I am cooking up a new sermon series with that title. The concept is rather simple. Everyone is between. I think I posted on this already, but just trying to keep the thought cooking until I get all the seasoning perfected.
But we are all in between somone else. There are those that are richer and poorer. Healthier and unhealthier. Smarter and not so smart. Younger and not so young. I think a new born baby and someone who is 100 may not feel so inbetween. But here is the point. So often we look at where we have been or where we are going. We look at what we have done or what we want to do. We compare our sin and our junk with those who have and have not done such things. We are in a constant state of comparision.
But perhaps you and I need to turn this on it’s side, or ear, or rear. Instead of looking at where we are in relation to where we want to be, why don’t we look at who we can help become what they want? If we would be a catalyst for someone else, we wouldn’t notice so much where we are or what we lack.
An example. A guy is a senior on the football team. He think he will finally get his shot. He is a quarterback and he feels he has earned his spot. Then in comes an incredibly talented sophomore, exceedingly more talented than him. So what is his choice? Quit. complain to the coach that he has earned the spot through tenure. Break the other guys ring finger on his throwing hand.
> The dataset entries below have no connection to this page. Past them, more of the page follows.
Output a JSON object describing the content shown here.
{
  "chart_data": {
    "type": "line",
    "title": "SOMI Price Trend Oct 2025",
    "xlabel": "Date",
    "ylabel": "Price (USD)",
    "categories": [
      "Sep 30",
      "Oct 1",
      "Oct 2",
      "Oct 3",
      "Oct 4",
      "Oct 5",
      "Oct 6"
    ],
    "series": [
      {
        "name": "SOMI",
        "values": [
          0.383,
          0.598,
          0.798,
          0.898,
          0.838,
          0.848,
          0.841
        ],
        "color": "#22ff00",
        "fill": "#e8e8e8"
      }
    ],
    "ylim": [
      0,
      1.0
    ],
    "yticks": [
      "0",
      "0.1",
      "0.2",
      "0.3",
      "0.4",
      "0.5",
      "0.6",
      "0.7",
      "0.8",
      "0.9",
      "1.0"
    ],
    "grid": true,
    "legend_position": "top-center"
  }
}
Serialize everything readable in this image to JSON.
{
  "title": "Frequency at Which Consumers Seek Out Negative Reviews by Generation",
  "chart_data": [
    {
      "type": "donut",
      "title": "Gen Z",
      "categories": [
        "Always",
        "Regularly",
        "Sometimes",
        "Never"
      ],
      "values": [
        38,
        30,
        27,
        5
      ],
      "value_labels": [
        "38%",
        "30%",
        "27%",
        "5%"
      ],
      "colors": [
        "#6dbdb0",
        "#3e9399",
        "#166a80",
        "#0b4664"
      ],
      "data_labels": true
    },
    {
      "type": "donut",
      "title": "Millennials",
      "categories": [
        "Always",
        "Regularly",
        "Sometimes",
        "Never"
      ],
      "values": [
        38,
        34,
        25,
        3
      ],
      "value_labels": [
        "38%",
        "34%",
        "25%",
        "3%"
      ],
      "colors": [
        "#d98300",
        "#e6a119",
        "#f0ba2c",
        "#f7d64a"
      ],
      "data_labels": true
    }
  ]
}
Maybe instead, he could mentor and help the sophomore become hugely successful. Sure. The pain of not playing is rough. The fact that as a senior he won’t be playing is hard on the pride. But is there a more meaningful pursuit of maturity and character needing to be developed? Instead of seeing where he is and where he wants to be, he finds someone else and helps them succeed even though it is to his own disadvantage. We can choose to be inbetweeners, or we can be catalysts.